Initial Public Offerings (IPOs) have always stirred excitement among Indian investors, sparking hopes of quick profits and market buzz that make them appear as an easy path to wealth. However, CA Abhishek Walia, co-founder of Zactor Money, points out that the reality differs significantly from this optimistic facade.

In a recent LinkedIn post, Walia recounted a client’s question, “Are IPOs truly the simplest way to profit in the stock market?” His response challenged the common perception surrounding IPO investments.

“While IPOs may seem like a promising avenue with their potential for rapid gains and market excitement, the truth is often far from the glamorous image they portray,” Walia emphasized.

Highlighting the discrepancy between perception and reality, Walia shared insights on the utilization of IPO funds in the Indian market. He revealed that out of the staggering Rs 5 lakh crore raised through IPOs over the past five years, a substantial portion, approximately Rs 3.3 lakh crore, did not contribute to new ventures or industrial development. Instead, this capital primarily served as an exit strategy for promoters and private equity stakeholders.

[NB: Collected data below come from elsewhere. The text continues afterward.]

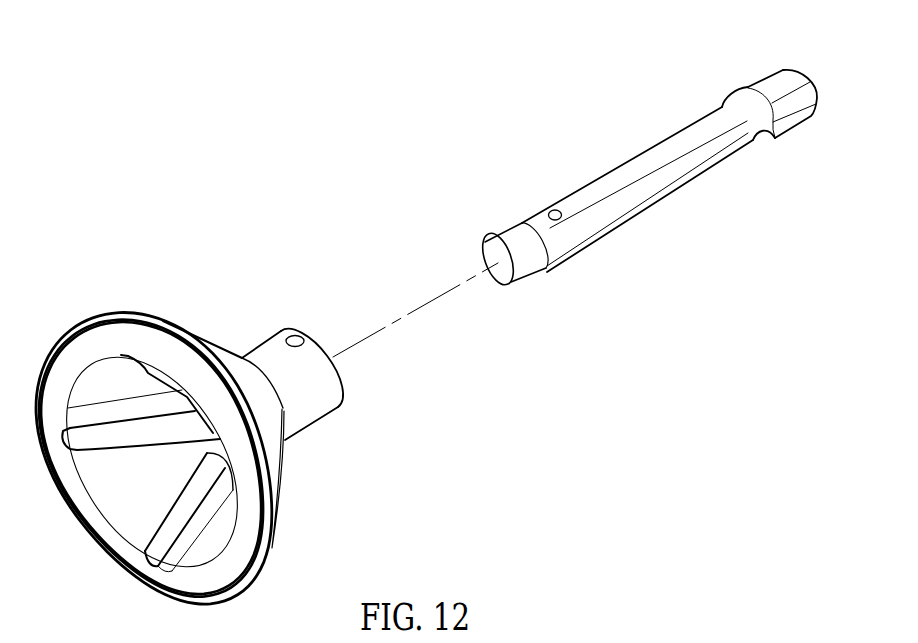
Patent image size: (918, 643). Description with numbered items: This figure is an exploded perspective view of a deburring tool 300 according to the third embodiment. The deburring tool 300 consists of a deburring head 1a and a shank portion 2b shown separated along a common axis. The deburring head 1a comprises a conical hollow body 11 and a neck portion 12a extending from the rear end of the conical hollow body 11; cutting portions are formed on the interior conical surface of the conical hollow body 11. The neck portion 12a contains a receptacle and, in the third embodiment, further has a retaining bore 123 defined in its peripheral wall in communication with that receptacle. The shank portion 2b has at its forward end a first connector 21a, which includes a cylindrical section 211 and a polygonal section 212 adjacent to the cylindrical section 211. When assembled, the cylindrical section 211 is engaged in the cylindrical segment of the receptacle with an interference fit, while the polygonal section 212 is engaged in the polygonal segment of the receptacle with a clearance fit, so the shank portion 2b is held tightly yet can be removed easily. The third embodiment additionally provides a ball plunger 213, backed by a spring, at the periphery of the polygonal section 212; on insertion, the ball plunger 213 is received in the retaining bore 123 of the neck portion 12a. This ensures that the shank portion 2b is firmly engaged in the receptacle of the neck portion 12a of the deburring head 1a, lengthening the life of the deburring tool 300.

The deburring tool 300 is at (750, 29).
The deburring head 1a is at (90, 297).
The conical hollow body 11 is at (213, 353).
The neck portion 12a is at (308, 415).
The retaining bore 123 is at (294, 335).
The shank portion 2b is at (602, 160).
The first connector 21a is at (492, 232).
The cylindrical section 211 is at (528, 258).
The polygonal section 212 is at (560, 245).
The ball plunger 213 is at (553, 209).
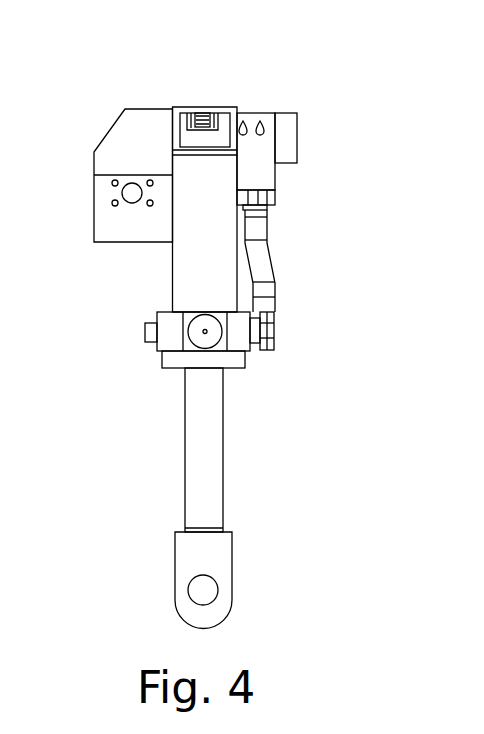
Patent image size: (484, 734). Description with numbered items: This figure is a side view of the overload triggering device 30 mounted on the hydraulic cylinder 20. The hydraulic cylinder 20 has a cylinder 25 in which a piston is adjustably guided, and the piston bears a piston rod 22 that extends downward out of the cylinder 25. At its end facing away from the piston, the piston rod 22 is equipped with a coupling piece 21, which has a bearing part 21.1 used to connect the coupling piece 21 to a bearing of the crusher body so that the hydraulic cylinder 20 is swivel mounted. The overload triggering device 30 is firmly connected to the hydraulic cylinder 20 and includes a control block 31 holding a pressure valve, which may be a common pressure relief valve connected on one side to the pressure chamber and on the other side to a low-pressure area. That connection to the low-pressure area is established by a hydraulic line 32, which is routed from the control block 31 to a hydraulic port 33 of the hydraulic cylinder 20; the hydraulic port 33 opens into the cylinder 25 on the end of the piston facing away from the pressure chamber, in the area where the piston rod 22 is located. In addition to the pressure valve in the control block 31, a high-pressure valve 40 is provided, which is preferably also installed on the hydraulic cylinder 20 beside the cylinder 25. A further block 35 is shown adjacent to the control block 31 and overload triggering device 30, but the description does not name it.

The hydraulic cylinder 20 is at (142, 292).
The coupling piece 21 is at (223, 557).
The bearing part 21.1 is at (212, 595).
The piston rod 22 is at (212, 450).
The cylinder 25 is at (185, 250).
The overload triggering device 30 is at (229, 84).
The control block 31 is at (277, 175).
The hydraulic line 32 is at (260, 268).
The hydraulic port 33 is at (262, 347).
The side block 35 is at (287, 135).
The high-pressure valve 40 is at (125, 100).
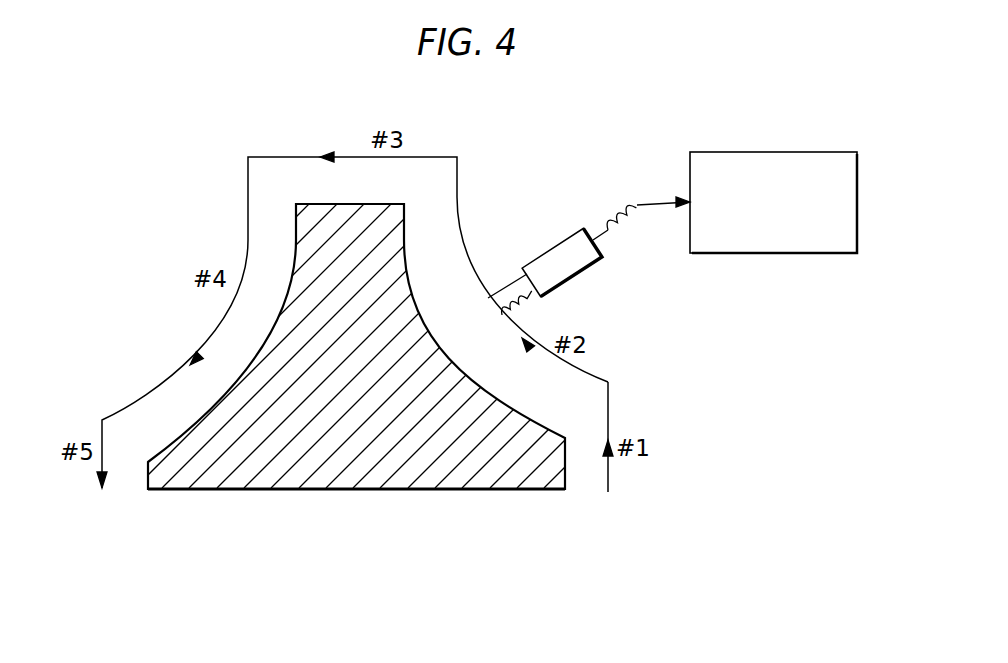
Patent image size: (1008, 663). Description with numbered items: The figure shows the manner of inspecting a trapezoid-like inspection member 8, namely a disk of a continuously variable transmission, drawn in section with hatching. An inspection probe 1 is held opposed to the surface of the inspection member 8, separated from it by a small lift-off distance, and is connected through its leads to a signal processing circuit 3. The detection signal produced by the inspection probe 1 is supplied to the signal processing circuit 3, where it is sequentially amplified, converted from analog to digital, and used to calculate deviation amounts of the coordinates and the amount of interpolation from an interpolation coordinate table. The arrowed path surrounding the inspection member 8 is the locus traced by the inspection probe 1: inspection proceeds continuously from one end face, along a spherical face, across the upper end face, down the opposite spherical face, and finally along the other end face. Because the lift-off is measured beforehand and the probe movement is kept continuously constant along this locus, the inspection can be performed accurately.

The inspection probe 1 is at (553, 246).
The signal processing circuit 3 is at (773, 152).
The trapezoid-like inspection member (disk of a continuously variable transmission) 8 is at (372, 482).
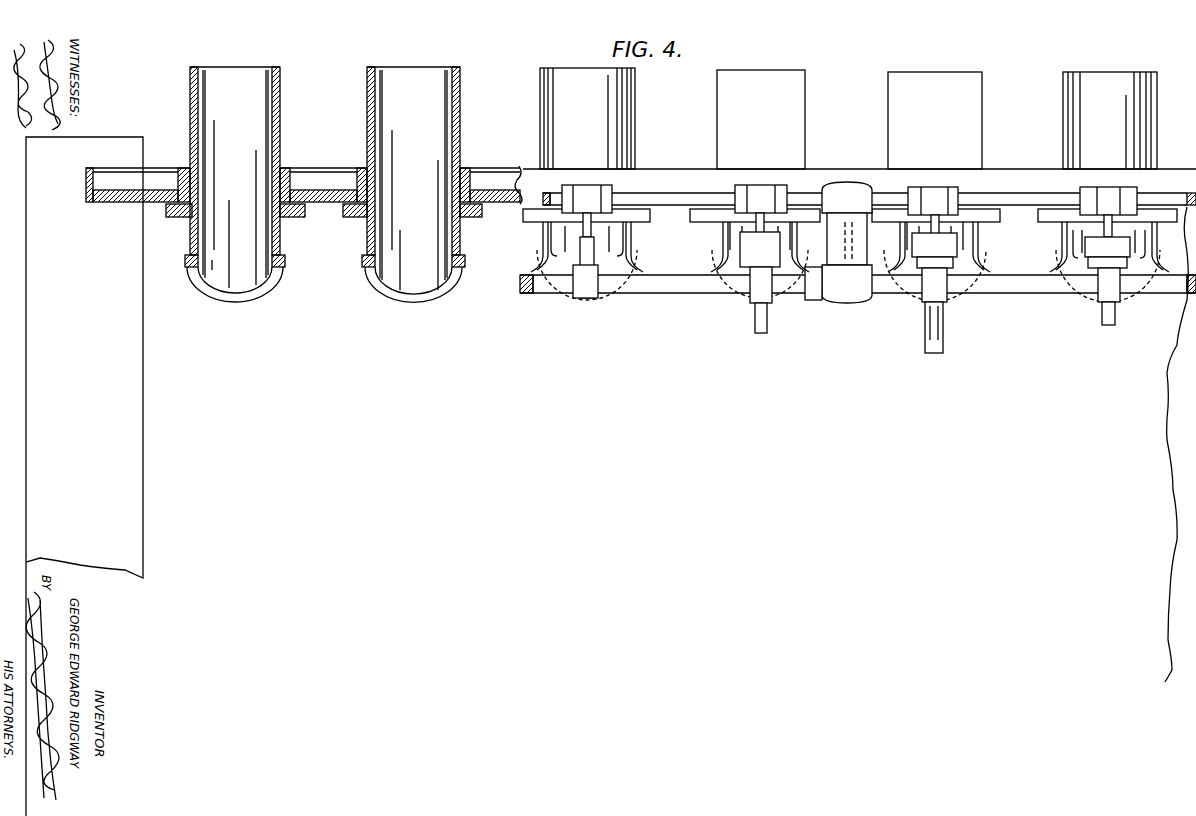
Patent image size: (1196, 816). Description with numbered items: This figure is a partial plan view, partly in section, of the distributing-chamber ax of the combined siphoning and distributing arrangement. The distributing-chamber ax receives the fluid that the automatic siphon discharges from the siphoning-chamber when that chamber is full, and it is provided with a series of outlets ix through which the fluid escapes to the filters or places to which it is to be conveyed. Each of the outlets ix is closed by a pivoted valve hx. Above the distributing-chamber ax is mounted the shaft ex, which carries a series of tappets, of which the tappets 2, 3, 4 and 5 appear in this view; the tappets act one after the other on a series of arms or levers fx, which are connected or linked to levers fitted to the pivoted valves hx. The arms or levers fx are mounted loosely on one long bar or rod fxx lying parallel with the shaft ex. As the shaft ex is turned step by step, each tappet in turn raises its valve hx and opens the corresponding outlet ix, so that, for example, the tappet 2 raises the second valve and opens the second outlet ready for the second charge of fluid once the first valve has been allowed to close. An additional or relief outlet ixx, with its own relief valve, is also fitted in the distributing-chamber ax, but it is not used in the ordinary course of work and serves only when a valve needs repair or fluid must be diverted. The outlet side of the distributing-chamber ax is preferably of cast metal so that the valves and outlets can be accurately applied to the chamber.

The distributing-chamber ax is at (1167, 538).
The relief outlet ixx is at (235, 184).
The outlets ix is at (759, 184).
The shaft ex is at (1037, 290).
The bar or rod fxx is at (650, 205).
The arms or levers fx is at (1174, 232).
The pivoted valves hx is at (608, 296).
The tappet 2 is at (1106, 323).
The tappet 3 is at (944, 346).
The tappet 4 is at (767, 324).
The tappet 5 is at (588, 259).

Walia’s analysis further exposed the allocation of IPO proceeds, indicating that only a fraction of the raised funds were directed towards plant and machinery, working capital, and debt repayment. The disparity between the publicized success of IPOs and their actual impact on company growth became evident.

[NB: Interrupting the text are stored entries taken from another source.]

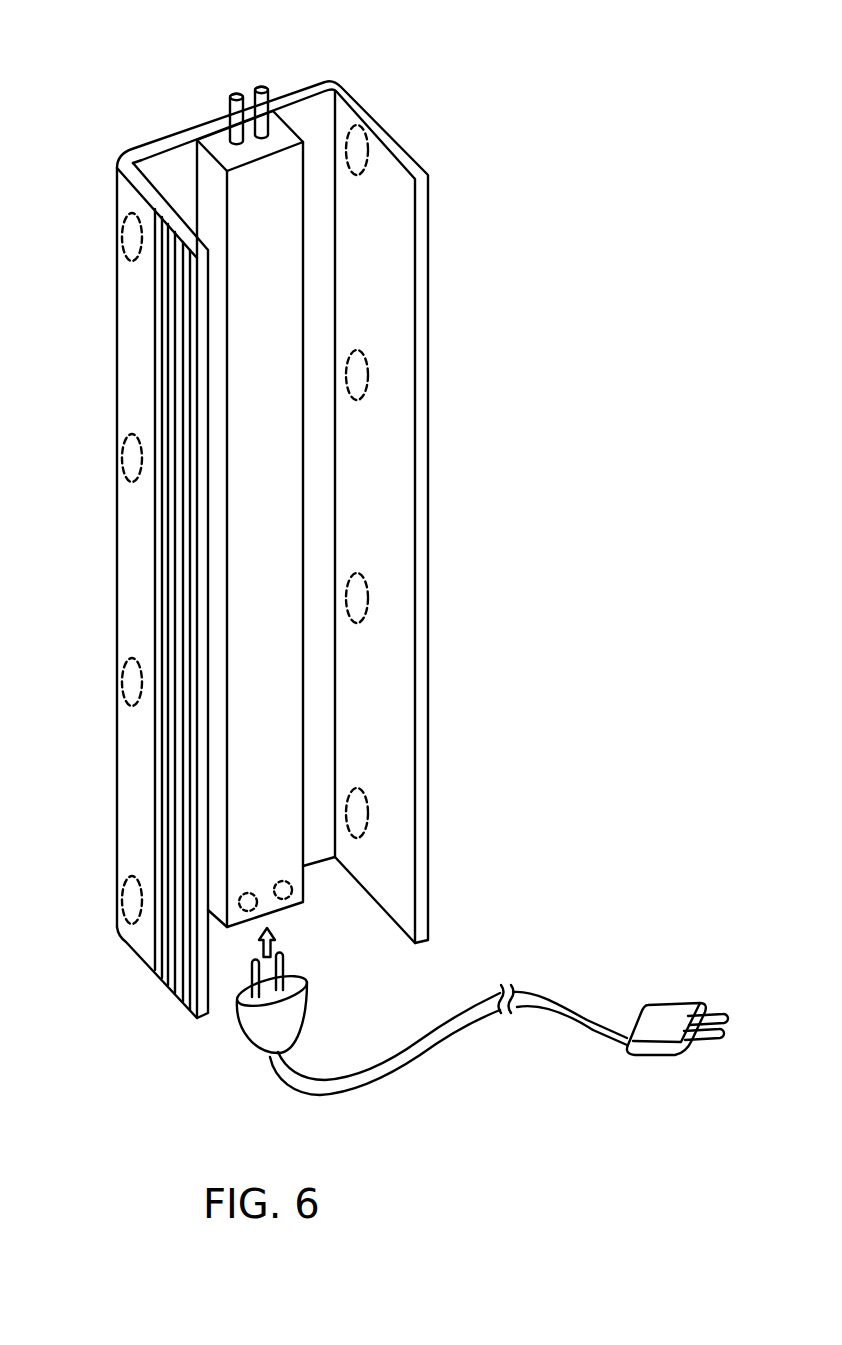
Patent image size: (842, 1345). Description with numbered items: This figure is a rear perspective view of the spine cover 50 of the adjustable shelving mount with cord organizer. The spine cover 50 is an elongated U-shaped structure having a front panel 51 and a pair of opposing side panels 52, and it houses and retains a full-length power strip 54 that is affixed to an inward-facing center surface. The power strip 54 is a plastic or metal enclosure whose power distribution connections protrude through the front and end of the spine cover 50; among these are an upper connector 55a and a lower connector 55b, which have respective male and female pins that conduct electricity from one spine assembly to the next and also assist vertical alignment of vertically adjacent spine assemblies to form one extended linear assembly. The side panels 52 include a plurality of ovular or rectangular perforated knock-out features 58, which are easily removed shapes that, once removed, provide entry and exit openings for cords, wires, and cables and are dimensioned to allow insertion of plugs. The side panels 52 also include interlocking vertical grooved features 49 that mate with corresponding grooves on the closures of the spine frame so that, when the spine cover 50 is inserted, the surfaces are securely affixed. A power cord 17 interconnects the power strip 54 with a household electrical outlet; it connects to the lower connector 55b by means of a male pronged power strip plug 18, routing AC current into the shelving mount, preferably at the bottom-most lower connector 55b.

The spine cover 50 is at (445, 33).
The front panel 51 is at (153, 172).
The side panels 52 is at (412, 167).
The power strip 54 is at (280, 268).
The upper connector 55a is at (262, 86).
The lower connector 55b is at (285, 893).
The knock-out features 58 is at (134, 237).
The grooved features 49 is at (180, 548).
The power strip plug 18 is at (266, 1026).
The power cord 17 is at (470, 1018).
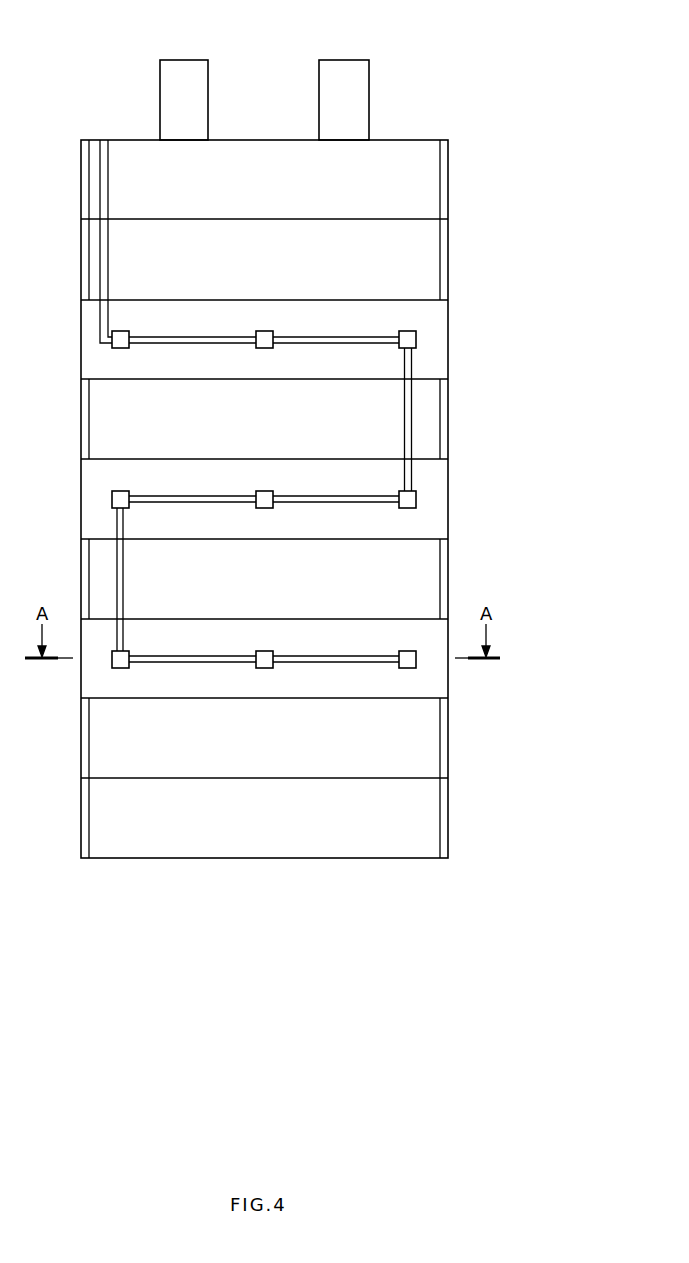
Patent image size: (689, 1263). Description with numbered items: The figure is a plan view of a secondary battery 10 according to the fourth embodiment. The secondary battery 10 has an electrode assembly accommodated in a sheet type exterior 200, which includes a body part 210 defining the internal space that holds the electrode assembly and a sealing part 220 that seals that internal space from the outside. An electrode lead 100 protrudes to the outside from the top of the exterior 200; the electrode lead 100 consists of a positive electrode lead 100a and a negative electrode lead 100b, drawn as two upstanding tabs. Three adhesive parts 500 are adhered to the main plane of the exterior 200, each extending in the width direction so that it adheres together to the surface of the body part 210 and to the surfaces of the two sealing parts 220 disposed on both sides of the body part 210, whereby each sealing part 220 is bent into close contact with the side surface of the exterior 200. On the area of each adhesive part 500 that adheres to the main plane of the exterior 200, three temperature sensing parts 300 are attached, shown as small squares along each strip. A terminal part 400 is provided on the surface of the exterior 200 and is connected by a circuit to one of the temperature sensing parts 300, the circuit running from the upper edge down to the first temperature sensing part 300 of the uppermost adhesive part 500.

Even the Reserve Bank of India (RBI) acknowledged this trend, noting a subdued investment climate in project financing despite the exuberance in the stock market. The discrepancy between market enthusiasm and tangible industrial advancements underscored the prevalent practice of using IPOs as a means for investors to exit rather than fostering genuine business growth.

Walia also shed light on the evolving dynamics of IPO performance, citing a decline in returns from recent offerings. While 41% of IPOs in 2024 yielded returns exceeding 25%, this figure plummeted to 15% in 2025, with a significant portion of IPOs since 2021 listing below their issue prices.

In essence, Walia emphasized that the success or failure of IPOs hinges on the underlying intentions driving these offerings. When IPO funds are channeled into expanding operations and enhancing infrastructure, it fortifies the economy and benefits all stakeholders. Conversely, when IPO proceeds primarily facilitate early investors’ exits, retail investors might bear the brunt of such strategies.

Concluding his analysis, Walia asserted that India’s IPO surge reflects a monetization of confidence rather than a definitive signal of sustainable growth. Only when IPO objectives shift from facilitating exits to driving expansion will the true beneficiaries emerge, reshaping the landscape for both issuers and investors.